In any case the messaging have to be used for actor environment, and it is not as fast as native methods call: the memory for a message have to be allocated, the message fields have to be filled, the message has to be dispatched etc. In summary a message delivery can be hundred or more times expensive than a native call.

Another indirect costs of using messaging are that a framework has to be used, because sending messages and especially receiving them cannot be performed without a context. For C++ it can be rotor, sobjectizer or C++ actor framework, while erlang it itself a platform and a framework (OTP).

So, what is the total cost ownership of supervising? In theory it is nearly zero cost in terms of writing special code (it should be done for you), but you will be bounded to the platform/framework and the usage of messaging also has its own performance price.

Technical details of supervising in C++

C++ actor framework (aka CAF) is considered the most influenced by Erlang, however, the supervising itself is missing in it. CAF is capable to run a cluster of nodes, each one can run arbitrary number of actors. The strong point of CAF is transparent messaging (actor addressing), i.e. when a message can be sent from one actor to another, independently from their locations, i.e. they can be located on different machines, on the same machine, or in the same process.

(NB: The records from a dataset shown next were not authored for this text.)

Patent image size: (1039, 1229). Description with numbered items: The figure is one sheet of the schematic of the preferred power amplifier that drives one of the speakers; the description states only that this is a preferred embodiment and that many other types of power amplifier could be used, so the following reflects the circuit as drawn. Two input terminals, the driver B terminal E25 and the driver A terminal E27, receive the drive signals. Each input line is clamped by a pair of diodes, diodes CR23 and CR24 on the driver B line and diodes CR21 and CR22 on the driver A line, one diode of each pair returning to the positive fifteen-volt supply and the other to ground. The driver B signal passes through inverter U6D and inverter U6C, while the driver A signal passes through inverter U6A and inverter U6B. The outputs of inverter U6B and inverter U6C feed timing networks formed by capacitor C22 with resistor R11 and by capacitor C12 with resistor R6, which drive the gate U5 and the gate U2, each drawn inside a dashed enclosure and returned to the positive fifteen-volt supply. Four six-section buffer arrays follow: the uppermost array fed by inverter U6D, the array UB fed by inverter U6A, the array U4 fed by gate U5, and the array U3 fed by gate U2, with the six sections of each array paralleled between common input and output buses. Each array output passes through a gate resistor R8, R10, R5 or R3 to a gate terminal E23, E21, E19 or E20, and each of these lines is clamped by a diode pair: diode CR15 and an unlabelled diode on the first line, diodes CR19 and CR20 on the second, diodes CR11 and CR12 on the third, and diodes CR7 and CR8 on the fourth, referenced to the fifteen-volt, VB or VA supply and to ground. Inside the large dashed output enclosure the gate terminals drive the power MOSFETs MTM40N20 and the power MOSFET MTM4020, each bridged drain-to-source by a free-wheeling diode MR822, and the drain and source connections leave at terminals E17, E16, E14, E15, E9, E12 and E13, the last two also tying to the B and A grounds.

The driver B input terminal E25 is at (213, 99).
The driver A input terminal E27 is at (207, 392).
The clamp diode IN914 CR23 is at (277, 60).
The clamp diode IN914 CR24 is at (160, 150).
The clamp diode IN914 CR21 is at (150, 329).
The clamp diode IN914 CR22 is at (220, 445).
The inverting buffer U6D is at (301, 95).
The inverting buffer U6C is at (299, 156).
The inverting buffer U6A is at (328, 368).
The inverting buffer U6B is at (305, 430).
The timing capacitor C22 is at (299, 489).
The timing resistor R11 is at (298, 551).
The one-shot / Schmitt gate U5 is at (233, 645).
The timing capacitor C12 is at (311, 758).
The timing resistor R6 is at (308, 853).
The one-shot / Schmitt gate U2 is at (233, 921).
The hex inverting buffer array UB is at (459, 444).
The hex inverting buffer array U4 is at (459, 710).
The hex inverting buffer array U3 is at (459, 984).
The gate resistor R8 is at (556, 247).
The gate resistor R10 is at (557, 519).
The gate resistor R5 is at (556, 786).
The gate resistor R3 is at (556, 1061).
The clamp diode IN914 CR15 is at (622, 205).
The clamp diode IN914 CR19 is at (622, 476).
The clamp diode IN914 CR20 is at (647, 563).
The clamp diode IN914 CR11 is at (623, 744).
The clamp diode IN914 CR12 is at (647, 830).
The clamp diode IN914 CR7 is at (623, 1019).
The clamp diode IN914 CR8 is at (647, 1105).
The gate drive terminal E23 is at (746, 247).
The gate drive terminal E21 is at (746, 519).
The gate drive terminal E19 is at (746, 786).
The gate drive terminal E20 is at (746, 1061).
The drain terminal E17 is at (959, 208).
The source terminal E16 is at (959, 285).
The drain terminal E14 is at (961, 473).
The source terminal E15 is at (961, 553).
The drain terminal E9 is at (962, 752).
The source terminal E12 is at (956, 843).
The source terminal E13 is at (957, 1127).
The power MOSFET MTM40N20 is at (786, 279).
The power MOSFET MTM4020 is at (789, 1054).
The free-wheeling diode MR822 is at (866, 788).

The situation with supervising is slightly better with sobjectizer, as it provides entity named cooperation, which has elemental supervising capabilities, such as synchronized actors startup (shutdown): either all actors, belonging to the same cooperation, do all start or no actor starts; and, similar, if an actor from cooperation stops, all actors on the same cooperation stop. It should be noted, that cooperation class is completely belongs to the sobjectizer framework, and it is not possible to override something in it or somehow customize. It is possible to hook actor shutdown event, and send shutdown notification message somewhere, but that's a bit wrong way of building supervising as it requires to handle a lot of things in your actors, which is violation of Single Responsibility Principle. With sobjectizer you can construct hierarchical finite state machines, which are tightly integrated with messaging, or you can use go-like channels for messaging. So, it is still good framework if you need those features.

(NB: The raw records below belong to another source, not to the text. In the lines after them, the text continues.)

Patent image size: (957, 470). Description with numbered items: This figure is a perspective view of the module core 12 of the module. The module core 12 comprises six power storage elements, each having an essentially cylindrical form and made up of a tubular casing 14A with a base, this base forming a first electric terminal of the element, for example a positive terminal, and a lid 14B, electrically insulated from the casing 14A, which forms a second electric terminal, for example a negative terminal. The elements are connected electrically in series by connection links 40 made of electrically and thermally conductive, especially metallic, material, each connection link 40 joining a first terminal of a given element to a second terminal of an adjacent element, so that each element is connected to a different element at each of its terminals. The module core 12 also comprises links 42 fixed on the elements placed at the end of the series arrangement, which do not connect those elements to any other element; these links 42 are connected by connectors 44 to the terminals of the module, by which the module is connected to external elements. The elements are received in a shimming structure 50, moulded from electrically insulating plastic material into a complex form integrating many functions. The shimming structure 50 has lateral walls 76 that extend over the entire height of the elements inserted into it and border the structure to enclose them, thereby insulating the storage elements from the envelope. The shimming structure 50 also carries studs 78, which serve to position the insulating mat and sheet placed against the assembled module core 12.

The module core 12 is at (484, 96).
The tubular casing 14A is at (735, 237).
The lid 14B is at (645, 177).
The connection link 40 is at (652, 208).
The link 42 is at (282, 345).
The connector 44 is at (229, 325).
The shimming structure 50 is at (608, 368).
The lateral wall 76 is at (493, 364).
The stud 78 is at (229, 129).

Supervising is one of the key features of rotor since the beginning. There is the supervisor_t class, which manages its child-actors; it is fully customizable, i.e. child-actor start and stop events can be hooked etc. However, real erlang-like supervising was not part of the microframework until v0.20. In short, since v0.20 it is possible to

1) declaratively specify failure escalation of each actor upon it's construction:

    .escalate_failure()        /* will shut down in error case */

2) declaratively respawn stopped actor, until some condition is met, and, otherwise escalate failure

namespace r = rotor;
auto actor_factory = [&](r::supervisor_t &supervisor, const r::address_ptr_t &spawner) -> r::actor_ptr_t {
    return sup
        // other actor properties, probably taken from supervisor

    .max_attempts(15)                               /* don't do that endlessly */
    .restart_policy(r::restart_policy_t::fail_only) /* respawn only on failure */
    .escalate_failure()                             /* we did our best, shutdown supervisor */

The full example of the spawner pattern for ping-pong (where pinger-actor shuts self down upon unsuccessful pong reply) can be seen here.

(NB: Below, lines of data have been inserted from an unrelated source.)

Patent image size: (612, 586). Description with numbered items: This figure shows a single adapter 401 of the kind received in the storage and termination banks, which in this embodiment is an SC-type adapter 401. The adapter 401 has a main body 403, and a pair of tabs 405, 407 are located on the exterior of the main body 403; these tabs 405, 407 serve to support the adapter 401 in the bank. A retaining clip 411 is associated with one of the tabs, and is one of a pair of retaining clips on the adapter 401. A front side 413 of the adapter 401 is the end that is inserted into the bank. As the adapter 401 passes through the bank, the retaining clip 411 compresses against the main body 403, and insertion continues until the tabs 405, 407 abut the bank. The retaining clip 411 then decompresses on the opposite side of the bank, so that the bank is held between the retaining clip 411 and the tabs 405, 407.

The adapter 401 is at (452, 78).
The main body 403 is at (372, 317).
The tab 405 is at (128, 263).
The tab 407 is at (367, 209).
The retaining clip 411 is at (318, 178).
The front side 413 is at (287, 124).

If something went wrong in your program, give that piece of program another chance, restart it. Maybe it was a temporal network issue, and it can disapper with the next attempt; just wait a little bit and try again, but don't be too assertive. One of the possible ways of organizing your program, into that self-contained pieces, with own resources and lifetime, is to model them as actors, which communicate with each other via messaging. Shape the individual actors into manageable hierarchies with supervisors, which provide fine-gained control of actors at a low-level and at a high-level. Make your program reliable.